SPACE invites one artist to produce a yearlong series of images for a public-facing billboard located on the east façade of Mercer Union.
Mercer Union’s SPACE billboard commission has invited artist Lotus Laurie Kang for its 2022–23 season for a yearlong series titled, Mother Always Has a Mother. Known for her sprawling installations and distinctive material repertoire, Kang’s practice is a dialogue with entropy. Elegantly disordered and richly layered, her site-sensitive works explore the relational bonds between time, personal history, and cultural knowledge. They seek to disrupt a human-centred perspective of the world with a broad curiosity for life and matter tangled in states of exchange that produce and are reproduced by their environments.
Sunlight, Kang’s earliest collaborator, accumulates and rewrites much of the photographic works for which she is best known. While materials like steel, silicone, perishable or manufactured goods assist as other forms of carriers. In Mother Always Has a Mother the artist offers something new, working for the first time with textiles to produce a series of three sculptural works that translate ideas of inheritance, loss, and lineage through the vernacular of seams, frayed edges, and folds. A deconstructed industrial grain bag suggests the pattern from which Kang assembles the works in this series in heavy cloth. Each edition features reproductions of renderings by the artist in photographic chemistry. Conjuring memory of her paternal grandmother, who opened a seed and grain shop in Seoul after fleeing North Korea, the artist contemplates the grain bag as evidence of an accelerated world. Mother Always Has a Mother considers what we carry by revealing the tension between conscious memory and embodied knowledge: one coded in time, the other in flesh; each in continual transformation.
Brick (2023) is the final edition in the yearlong series; accompanying the work is a text written by Katie Lawson.
Brick: a body among other bodies
The third iteration of Lotus Laurie Kang’s Mother Always Has a Mother is backed by the worn exterior of Mercer Union.

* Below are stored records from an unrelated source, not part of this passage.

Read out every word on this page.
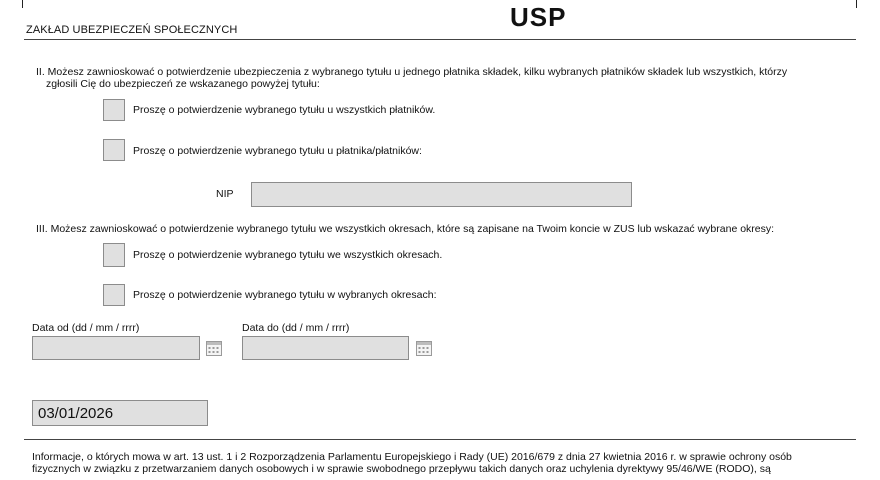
ZAKŁAD UBEZPIECZEŃ SPOŁECZNYCH	USP
II. Możesz zawnioskować o potwierdzenie ubezpieczenia z wybranego tytułu u jednego płatnika składek, kilku wybranych płatników składek lub wszystkich, którzy
zgłosili Cię do ubezpieczeń ze wskazanego powyżej tytułu:
Proszę o potwierdzenie wybranego tytułu u wszystkich płatników.
Proszę o potwierdzenie wybranego tytułu u płatnika/płatników:
NIP
III. Możesz zawnioskować o potwierdzenie wybranego tytułu we wszystkich okresach, które są zapisane na Twoim koncie w ZUS lub wskazać wybrane okresy:
Proszę o potwierdzenie wybranego tytułu we wszystkich okresach.
Proszę o potwierdzenie wybranego tytułu w wybranych okresach:
Data od (dd / mm / rrrr)	Data do (dd / mm / rrrr)
03/01/2026
Informacje, o których mowa w art. 13 ust. 1 i 2 Rozporządzenia Parlamentu Europejskiego i Rady (UE) 2016/679 z dnia 27 kwietnia 2016 r. w sprawie ochrony osób
fizycznych w związku z przetwarzaniem danych osobowych i w sprawie swobodnego przepływu takich danych oraz uchylenia dyrektywy 95/46/WE (RODO), są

The skin of the building has weathered the seasons of over a hundred years, despite the transformation of its interior—the main floor once a cinema and entertainment complex, later a restaurant and dining lounge, now a gallery. Lotus’ work takes up residence on the east facing exterior wall, and much like the bricks that carry traces of time passing, the textile sculpture is in a perpetual state of becoming, co-constituted with its surroundings. It is a body among other bodies, always in relation and more porous than assumed. This final edition carries the subtitle of Brick—a material that has always carried the mark of its maker, whether that be of the hand or its industrial extensions. As a mixture of organic and inorganic matter, brick is the transformation of an environment into an object through labour. I think about the disparate landscapes that are made present through the material memory of this site, within a wider web of non-human actants and witnesses.
Mother Always Has a Mother marks an expansion in material practice for Lotus, the heavy cloth sculpture functioning much in the way that her photograms do, unfixed film tanning in the sunlight like animal skins. Fleshy vessels are brought closer to their textile kin, the warp and weft of the sack, the seed bag. As the third of three in a sequence of works, I have come to know the previous editions, Burnt Orange and Wheat, over time. My sequential and durational experience of them invokes the tenuous forms of connection and transmission that reach across generations and growing seasons. Families unfurl through iterative processes—have I strayed from the pattern? The refrain comes around again: Mother Always Has A Mother, and even if we are cut from the same cloth, there are fluctuations within every continuum.
As we move into summer, the robust duck canvas will transform through exposure to sunlight, wind, rain, and pollen; to car exhaust, summer smog and the smoke of cigarettes and joints; to birds, bugs and perhaps a rogue branch that falls from a nearby tree and becomes lodged in the nooks and crannies of the work’s cuts and folds. Loose threads dangle from raw edges. The contours of the artist’s expressively rendered relations—a familial embrace, vessels in an open-air market, seeds and blooms which ground stories of migration—may fade, but the canvas will endure. Memory bursts forth from seeds after a grey winter. What we choose to plant carries lessons from the past and promises for the future. The days are getting longer. As I write this, the forsythia blooms.